With regards XXXXX XXXXX unfortunately too many people think CSI is real and that the police and prosecutors have unlimited funds to do all sort of complicated tests on evidence to make 99.9% sure they have the right man......The reality is that they are cash strapped too and short of a murder, rape or DUI, most cases don't get much scientific testing.
Normally, all minor defendants are given the same court date and generally receive the same punishment. There must have been a glitch in the system. Since he was a minor at the time of the offense, he will still be in the juvenile system even though he is over 18 unless they move to transfer it to District Court. Go talk to the prosecutor and see what they tell you. They are not bad guys generally. They have kids that get in trouble too. I will bet that once you speak with the prosecutor, you will feel much better about the whole situation..
As for the police, like anywhere else, you have good ones and bad ones. It sounds like your son might have run into the bulllying kind.
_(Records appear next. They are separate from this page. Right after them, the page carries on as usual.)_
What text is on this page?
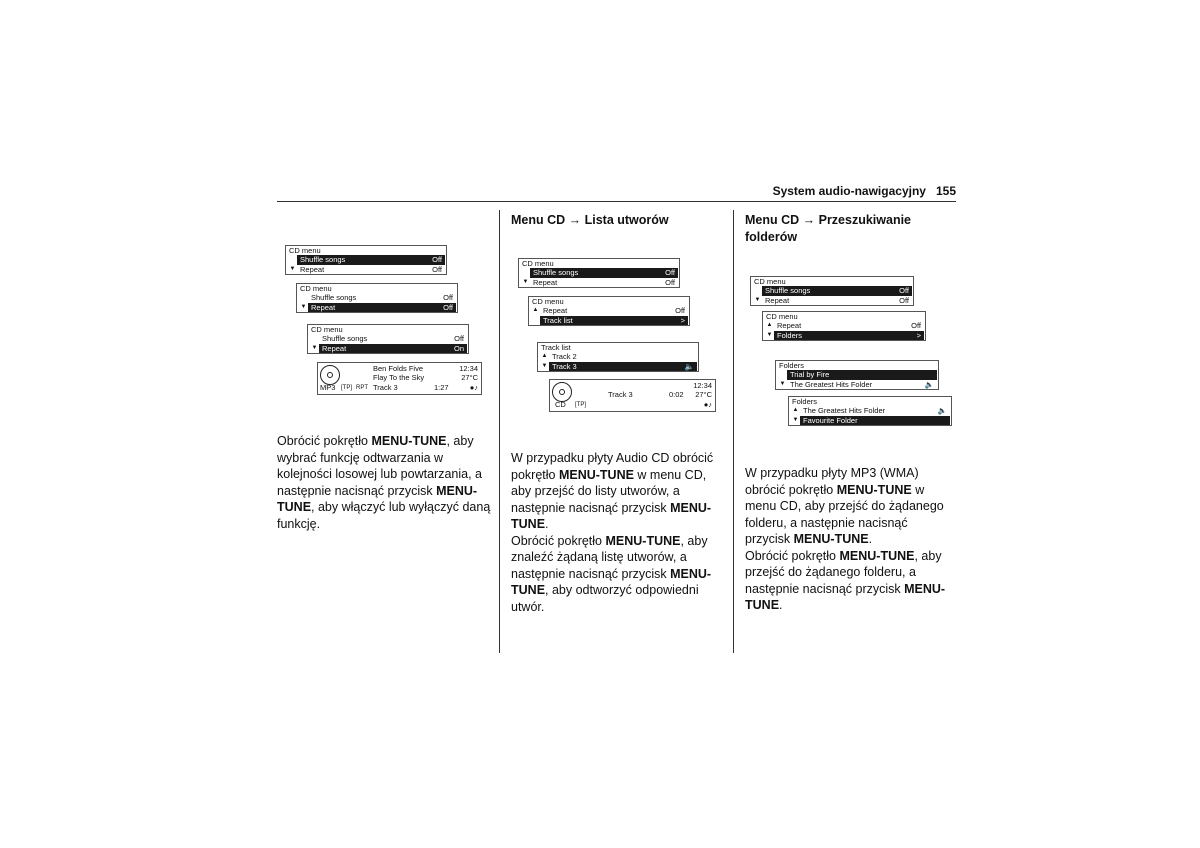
System audio-nawigacyjny 155
CD menu
Shuffle songs	Off
▼ Repeat	Off
CD menu
Shuffle songs	Off
▼ Repeat	Off
CD menu
Shuffle songs	Off
▼ Repeat	On
Ben Folds Five	12:34
Flay To the Sky	27°C
MP3 [TP] RPT Track 3	1:27	●♪

Obrócić pokrętło MENU-TUNE, aby wybrać funkcję odtwarzania w kolejności losowej lub powtarzania, a następnie nacisnąć przycisk MENU-TUNE, aby włączyć lub wyłączyć daną funkcję.

Menu CD → Lista utworów
CD menu
Shuffle songs	Off
▼ Repeat	Off
CD menu
▲ Repeat	Off
Track list	>
Track list
▲ Track 2
▼ Track 3	🔈
12:34
Track 3	0:02 27°C
CD [TP]	●♪

W przypadku płyty Audio CD obrócić pokrętło MENU-TUNE w menu CD, aby przejść do listy utworów, a następnie nacisnąć przycisk MENU-TUNE.

Obrócić pokrętło MENU-TUNE, aby znaleźć żądaną listę utworów, a następnie nacisnąć przycisk MENU-TUNE, aby odtworzyć odpowiedni utwór.

Menu CD → Przeszukiwanie folderów
CD menu
Shuffle songs	Off
▼ Repeat	Off
CD menu
▲ Repeat	Off
▼ Folders	>
Folders
Trial by Fire
▼ The Greatest Hits Folder	🔈
Folders
▲ The Greatest Hits Folder	🔈
▼ Favourite Folder

W przypadku płyty MP3 (WMA) obrócić pokrętło MENU-TUNE w menu CD, aby przejść do żądanego folderu, a następnie nacisnąć przycisk MENU-TUNE.

Obrócić pokrętło MENU-TUNE, aby przejść do żądanego folderu, a następnie nacisnąć przycisk MENU-TUNE.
Based on what you have told me, he will likely be offered deferred prosecution. What this means is that it is a type of postponed prosecution. If he stays out of trouble and completes all his required conditions, which would likely include drug testing, at the end of the deferred prosecution period, normally a year, the prosecutor would move to dismiss the charges. This is a one time thing so make sure he realizes what an opportunity he has to keep his record clean. Once it is dismissed, his juvenile record is sealed and no one would be able to find out about the charge.
Like I said earlier, contact the prosecutor assigned to the case and talk it over with them in advance of the court date if they can meet with you. If they are too busy, make sure you are there bright and early the day of court at least an hour before the time he is scheduled, dressed well, and you will have an opportunity to discuss it with the prosecutor then. I did hundreds of juvenile cases when I worked for the Public Defender and with this fact pattern, 99% of the time they got diversion/deferred prosecution.
Good luck and I feel very confident this will work out for him and hope he has learned from it.
Thanks for the question.
You are right, I have never been there. I do agree that there are some law enforcement officials that are not as friendly as others, but I do know quite a few that are good guys and gals just doing their job.
As part of their investigation, it is not usual procedure for police to interview and take statements from people who get citations and/or minor violations. I know this is initially charged as a felony, but the police and and the prosecutors consider this a pretty minor charge. There is a legal theory called constructive possession and it is not unusual for all the parties in a car to be initially charged with possessing anything in the car. If someone steps up and says it was his, then they usually dismiss the charges against the remaining defendants.
He would always have the option of pleading not guilty and going through the trial process. The prosecutor would have to prove beyond a reasonable doubt that he possessed the mj or para. A problem with this is that it would likely take the deferred prosecution option off the table since prosecutors hate to take anything to trial. They would up the penalty offer to the max when asking a jury to convict and he might also face the possibility of one of the other guys testifying against him as part of their deal.
All in all, the deferred prosecution is the way to go.
Good luck and I hope everything works out for both of you.